We are now visiting the Saronic Islands, popular because of their beaches and ancient ruins. These seven islands are close to Athens, making them all great day-trip destinations.
Our first stop is Agistri, an island clustered with pine trees and filled with churches, chapels, and sandy beaches, all on top of aqualine waters. The town is very quiet, has a sleepy vibe to it, and is extremely laid back. It would have been fun to rent bikes to ride and explore bur Rich’s stomach is a bit off lately. I think it is all the different flavors of foods he is experiencing.
(06/30) We have stopped in Vathi on our way to Poros. The small, old fishing harbor is on a quay, not very populated, doesn’t have much to do sight-seeing wise, and is even quieter than Agistri. The kids running amok at night were the loudest! I sure hope tourism picks up in July and August to help the many restaurants the town has to offer.
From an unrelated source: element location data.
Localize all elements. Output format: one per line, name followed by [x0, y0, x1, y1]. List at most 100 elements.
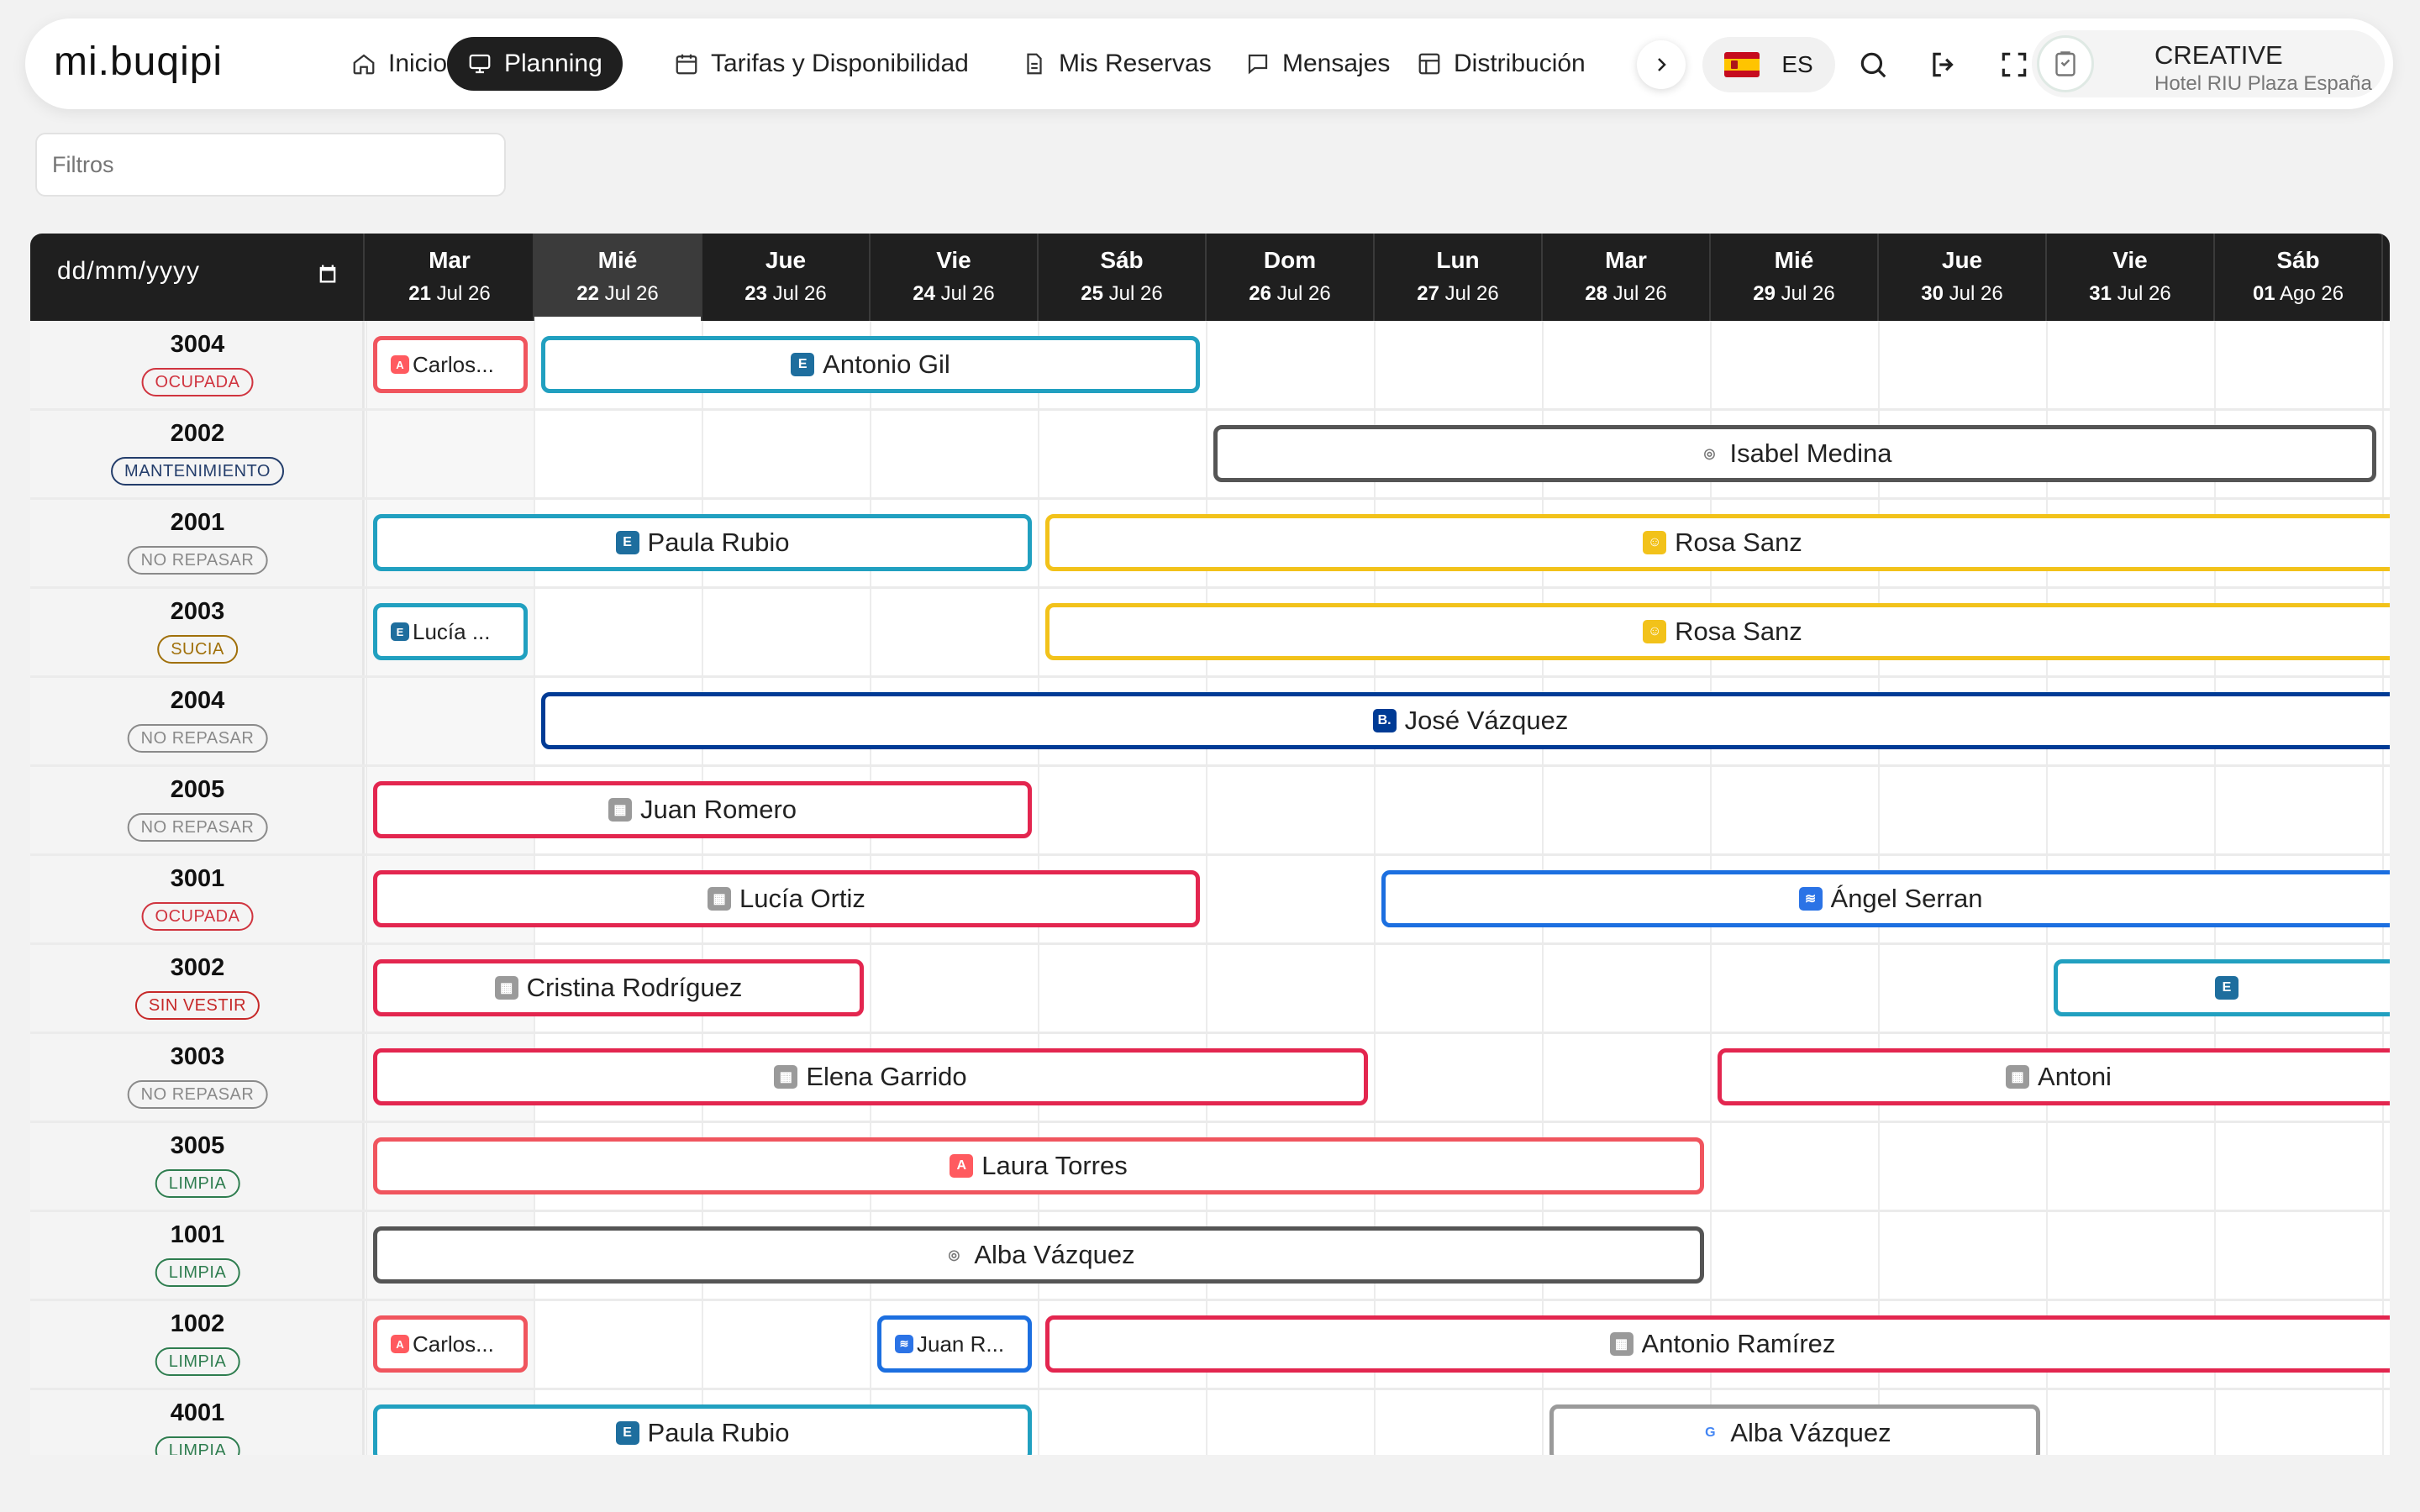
- reservation-bar[interactable]: ◎ Isabel Medina: [1213, 425, 2376, 482]
- room-label[interactable]: 3003 NO REPASAR: [30, 1033, 365, 1122]
- status-badge[interactable]: MANTENIMIENTO: [111, 457, 284, 486]
- room-label[interactable]: 2001 NO REPASAR: [30, 499, 365, 588]
- day-column-header[interactable]: Jue 23 Jul 26: [702, 234, 871, 321]
- reservation-bar[interactable]: A Carlos...: [373, 336, 528, 393]
- reservation-bar[interactable]: E Paula Rubio: [373, 1404, 1032, 1455]
- reservation-bar[interactable]: E Lucía ...: [373, 603, 528, 660]
- airbnb-icon: A: [391, 1335, 409, 1353]
- user-profile-button[interactable]: CREATIVE Hotel RIU Plaza España: [2032, 30, 2385, 97]
- day-column-header[interactable]: Mar 28 Jul 26: [1543, 234, 1711, 321]
- day-column-header[interactable]: Sáb 25 Jul 26: [1039, 234, 1207, 321]
- guest-name: Carlos...: [413, 351, 494, 377]
- day-name: Vie: [936, 247, 971, 273]
- room-number: 1001: [170, 1221, 225, 1248]
- calendar-icon[interactable]: [316, 262, 339, 286]
- day-column-header[interactable]: Mié 22 Jul 26: [534, 234, 702, 321]
- status-badge[interactable]: SUCIA: [157, 635, 238, 664]
- reservation-bar[interactable]: ▦ Cristina Rodríguez: [373, 959, 864, 1016]
- blue-channel-icon: ≋: [1798, 887, 1823, 911]
- language-code: ES: [1781, 51, 1813, 77]
- room-label[interactable]: 2002 MANTENIMIENTO: [30, 410, 365, 499]
- search-button[interactable]: [1852, 44, 1894, 86]
- fullscreen-button[interactable]: [1993, 44, 2035, 86]
- nav-reservas[interactable]: Mis Reservas: [1002, 37, 1232, 91]
- reservation-bar[interactable]: ☺ Rosa Sanz: [1045, 514, 2390, 571]
- grid-divider: [30, 1388, 2390, 1390]
- grid-divider: [1374, 321, 1376, 1455]
- day-column-header[interactable]: Vie 24 Jul 26: [871, 234, 1039, 321]
- room-label[interactable]: 3005 LIMPIA: [30, 1122, 365, 1211]
- nav-planning[interactable]: Planning: [447, 37, 623, 91]
- day-column-header[interactable]: Mié 29 Jul 26: [1711, 234, 1879, 321]
- status-badge[interactable]: NO REPASAR: [127, 1080, 268, 1109]
- day-column-header[interactable]: Sáb 01 Ago 26: [2215, 234, 2383, 321]
- day-column-header[interactable]: Lun 27 Jul 26: [1375, 234, 1543, 321]
- day-column-header[interactable]: Jue 30 Jul 26: [1879, 234, 2047, 321]
- airbnb-icon: A: [391, 355, 409, 374]
- day-column-header[interactable]: Dom 26 Jul 26: [1207, 234, 1375, 321]
- room-label[interactable]: 3001 OCUPADA: [30, 855, 365, 944]
- reservation-bar[interactable]: G Alba Vázquez: [1549, 1404, 2040, 1455]
- reservation-bar[interactable]: A Laura Torres: [373, 1137, 1704, 1194]
- logout-button[interactable]: [1923, 44, 1965, 86]
- day-date: 30 Jul 26: [1921, 282, 2003, 305]
- status-badge[interactable]: NO REPASAR: [127, 813, 268, 842]
- room-label[interactable]: 1002 LIMPIA: [30, 1300, 365, 1389]
- reservation-bar[interactable]: ◎ Alba Vázquez: [373, 1226, 1704, 1284]
- language-selector[interactable]: ES: [1702, 37, 1835, 92]
- room-label[interactable]: 2005 NO REPASAR: [30, 766, 365, 855]
- day-column-header[interactable]: Vie 31 Jul 26: [2047, 234, 2215, 321]
- status-badge[interactable]: LIMPIA: [155, 1169, 240, 1198]
- reservation-bar[interactable]: ≋ Juan R...: [877, 1315, 1032, 1373]
- date-picker[interactable]: dd/mm/yyyy: [30, 234, 365, 321]
- google-icon: G: [1698, 1421, 1723, 1445]
- day-name: Jue: [765, 247, 807, 273]
- grid-divider: [1206, 321, 1207, 1455]
- nav-scroll-right-button[interactable]: [1637, 40, 1686, 89]
- monitor-icon: [469, 54, 491, 74]
- reservation-bar[interactable]: ▦ Antoni: [1718, 1048, 2390, 1105]
- reservation-bar[interactable]: E Paula Rubio: [373, 514, 1032, 571]
- status-badge[interactable]: NO REPASAR: [127, 724, 268, 753]
- reservation-bar[interactable]: E: [2054, 959, 2390, 1016]
- room-label[interactable]: 3002 SIN VESTIR: [30, 944, 365, 1033]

(07/01) I was glad to leave Vathi behind. Despite being small, as I mentioned, it was very noisy way into the night and a bit buggy. My main complaint, though, was with the boat next to us. A party of four older men, the owner being a fat grump, and a crew of one, pulled their large powerboat next to us. The fashion in which the crew-mate was treated was disgusting. As stated, the owner was an out of shape, large ego-ed, sense of entitlement thing, who could barely make it down the passerelle to shore. It was only with the help of his crew-mate that he was safely escorted to his dinner table to meet his other companions.
Here’s my rub; the crew-mate did everything, appeared to be kind and helpful, and was not even invited to dine with everyone. I thought the caste system was dead! I almost asked him to join us for a night cap but knew I’d be in for in with Gramps. I am sure that the gentleman that signed up to be a one man-crew knew his responsibilities but probably not the shallowness of his boss. I hope he is well paid. I could never have crew-mates; I would be serving them coffee! Enough of the soap box…
Leaving Vathi, we motored for a bit, enjoying the warmer weather and admiring the ever changing coastline. Once, I noticed a small black car driving along the road heading to a magnificent home at the end of the point, overlooking the water. The contrast of the salmon colored house to the azure water stunning. I wonder what someone does all day in a home so isolated.
Our day ended in Poros, the site of the first naval base in modern Greece and still in use today as a training facility for naval personnel.
We anchored again to a quay, right off the waterway teeming with power boats, sail boats, super yachts, and packed passenger ferries. The town itself was beautiful, pristine, and bustling with tourists from everywhere. We have been asked several times if we are from England! Like the other towns on a quay, the nightlife was hopping with loud, energetic chatter and even louder music.
Poros was a lovely surprise. It has a maritime museum, lots of boutiques and shops brimming with beautiful finds, restaurants offering fresh excellent, although rich, cuisine, loads of side streets to explore, several old churches, and a soccer field right on the waterway. Markets were plentiful as well as butcher and fish shops, your needs cut to order. It was certainly worth the stop!